Quando chega na gráfica, o jovem papel logo percebe que algo será impresso nele, mas só saberá seu destino depois que a tinta já tiver impregnada em sua superfície. Ao ver nos colegas a frente dele a logo da TIM, o papel percebe que se tornou boleto. É um pesadelo, no mundo dos papéis muito se fala sobre a vida dura de boleto. Pior ainda é quando o boleto vê o endereço escrito nele e percebe que virou um boleto endereçado a um bairro pobre. Aí sim sua jornada será longa e incerta.
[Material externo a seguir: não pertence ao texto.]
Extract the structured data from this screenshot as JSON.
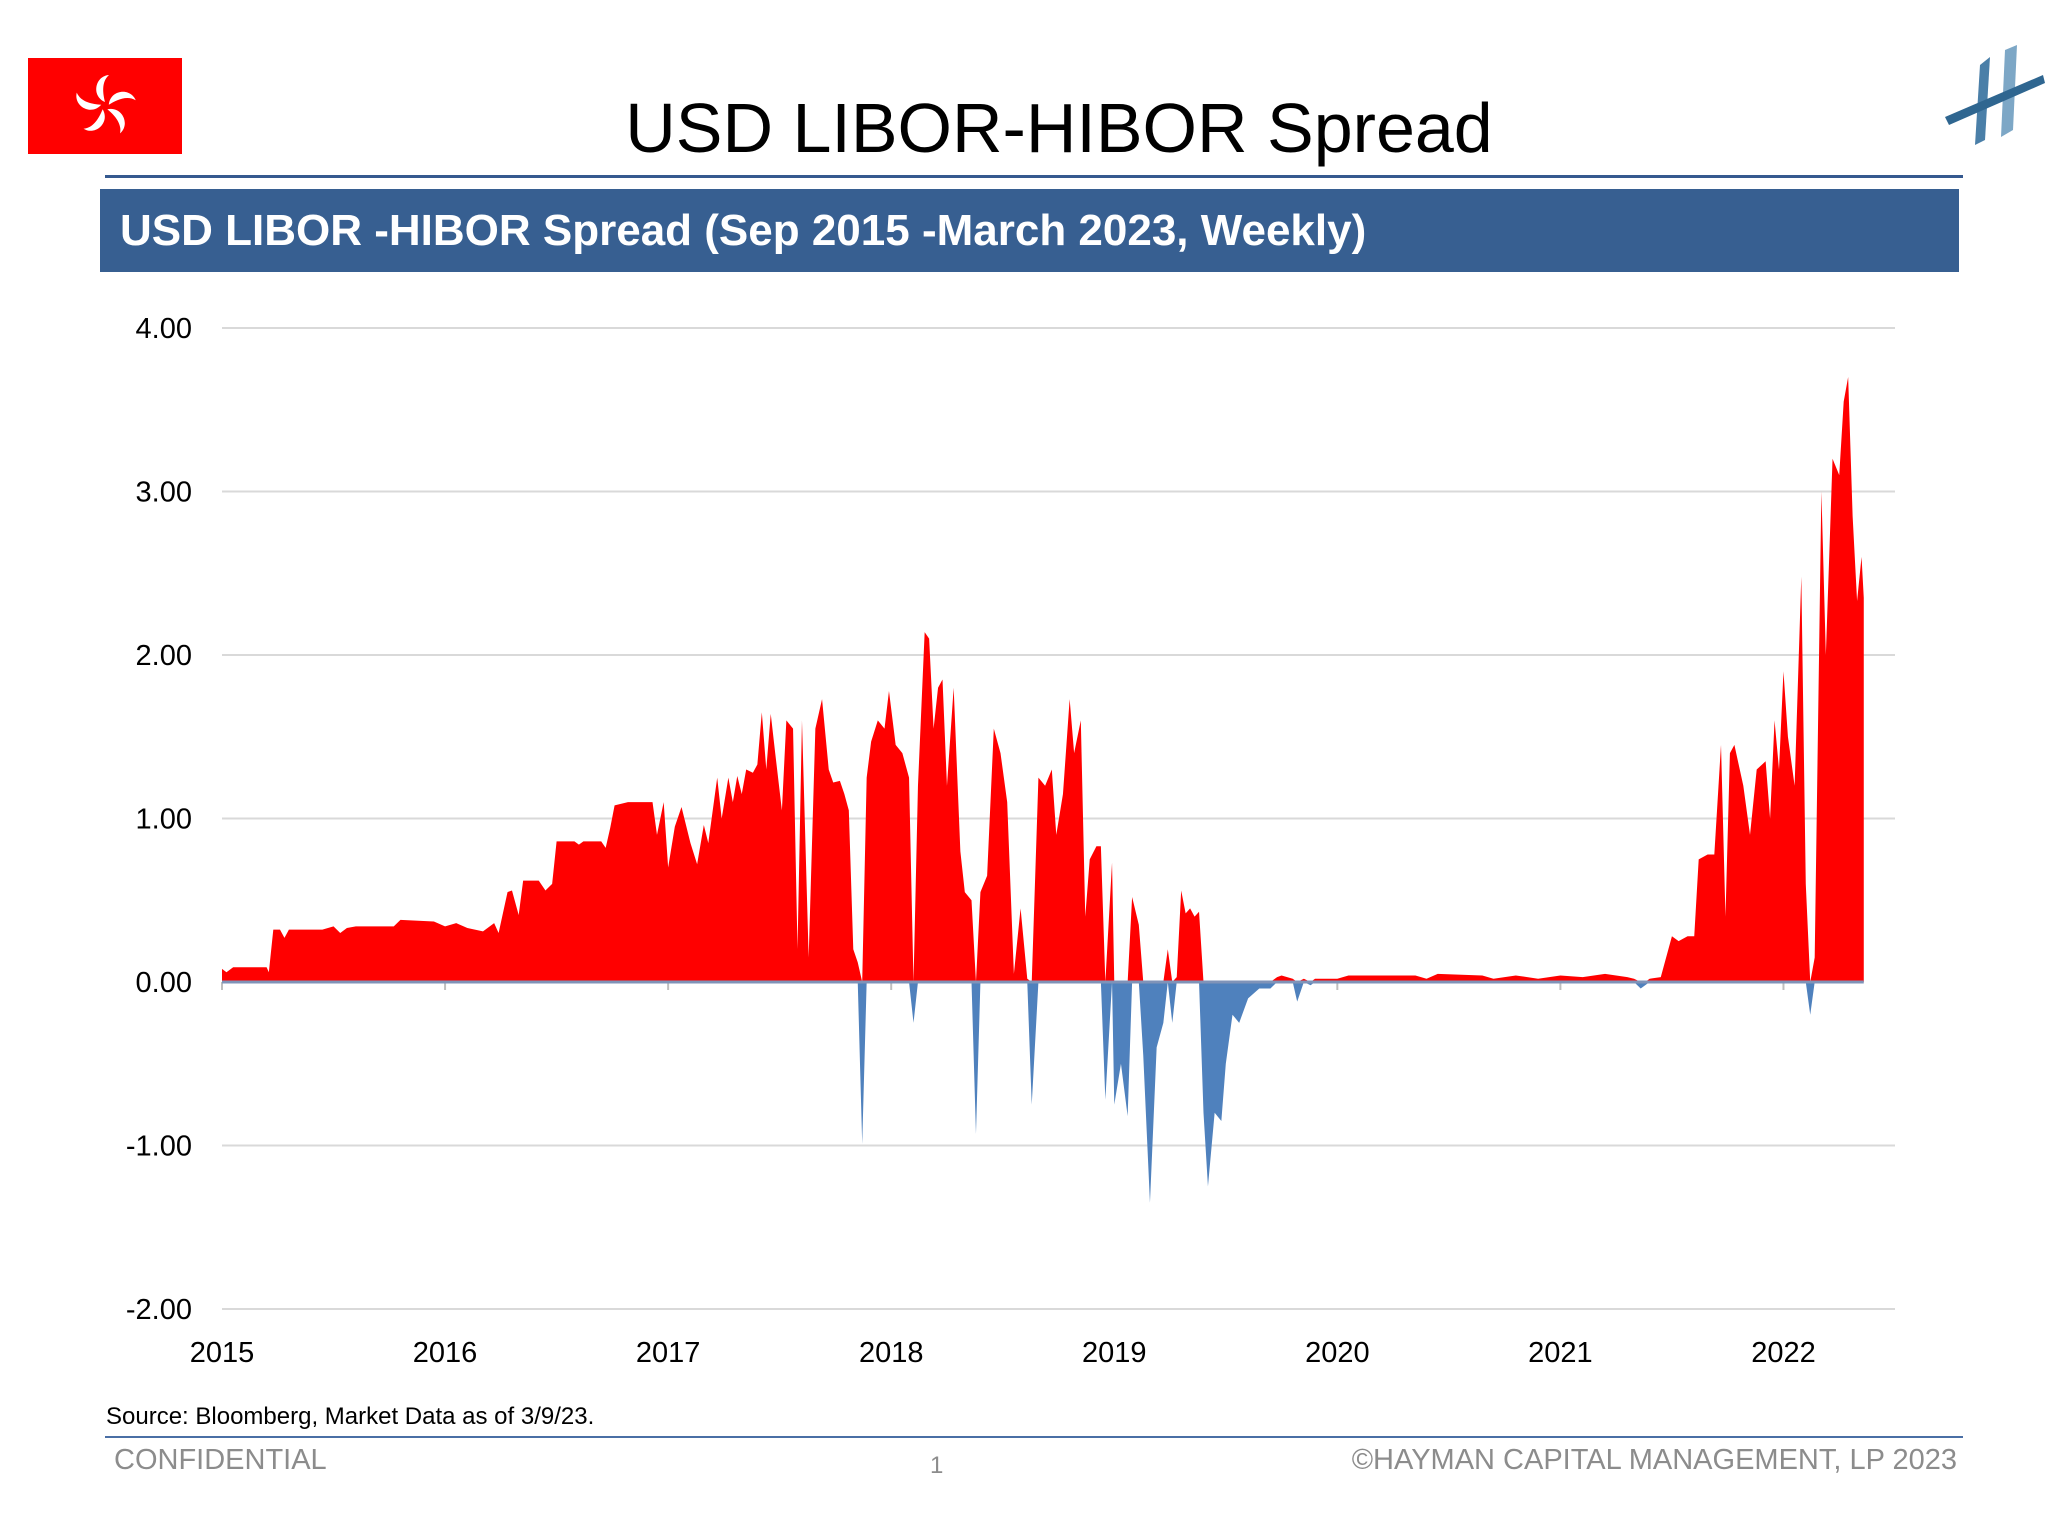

É que boleto endereçado a bairro rico rapidamente é pago e vai para a pastinha de boletos pagos se juntar aos seus familiares, mas boleto de bairro pobre não. No bairro pobre ele fica lá, dias e mais dias grudadinho na geladeira por um poderoso imã, aguardando a família reunir dinheiro para tirá-lo dali e finalmente pagá-lo. Ele sabe que não há a menor chance de ele sair dali antes de sua data de vencimento. Vai ficar afixado naquela geladeira aguentando a cara de desgosto de todos da família cada vez que o virem. Ele sabe que ninguém naquela casa gosta dele. Ele sente o desprezo e a tristeza de todos quando o encontram na caixinha do correio e aguarda ansiosamente pelo momento de ir para a pastinha de boletos pagos, onde poderá estar ao lado de seus entes queridos, que passaram pelo mesmo sofrimento.

O pior é quando um boleto chega na geladeira e encontra lá o boleto do mês passado. Aí sim ele sabe que vai ficar naquela geladeira por muito, muito tempo. Pelo menos terá a companhia do boleto do mês anterior por alguns dias, ou talvez por muitos dias. Talvez até chegue o boleto do mês seguinte para fazer companhia aos dois.

Quando finalmente chega o dia de ser pago, o boleto se sente muito feliz. É como um detento saindo da cadeia. Vai respirar ar fresco da rua até a lotérica, vai passar naquela maquininha de pagamento que faz uma cosquinha gostosa, e depois vai voltar para casa, onde se juntará aos seus familiares na pasta de boletos pagos. Ali ele vai passar seus dias como boleto aposentado, até talvez um dia sair para ser usado como comprovante de endereço.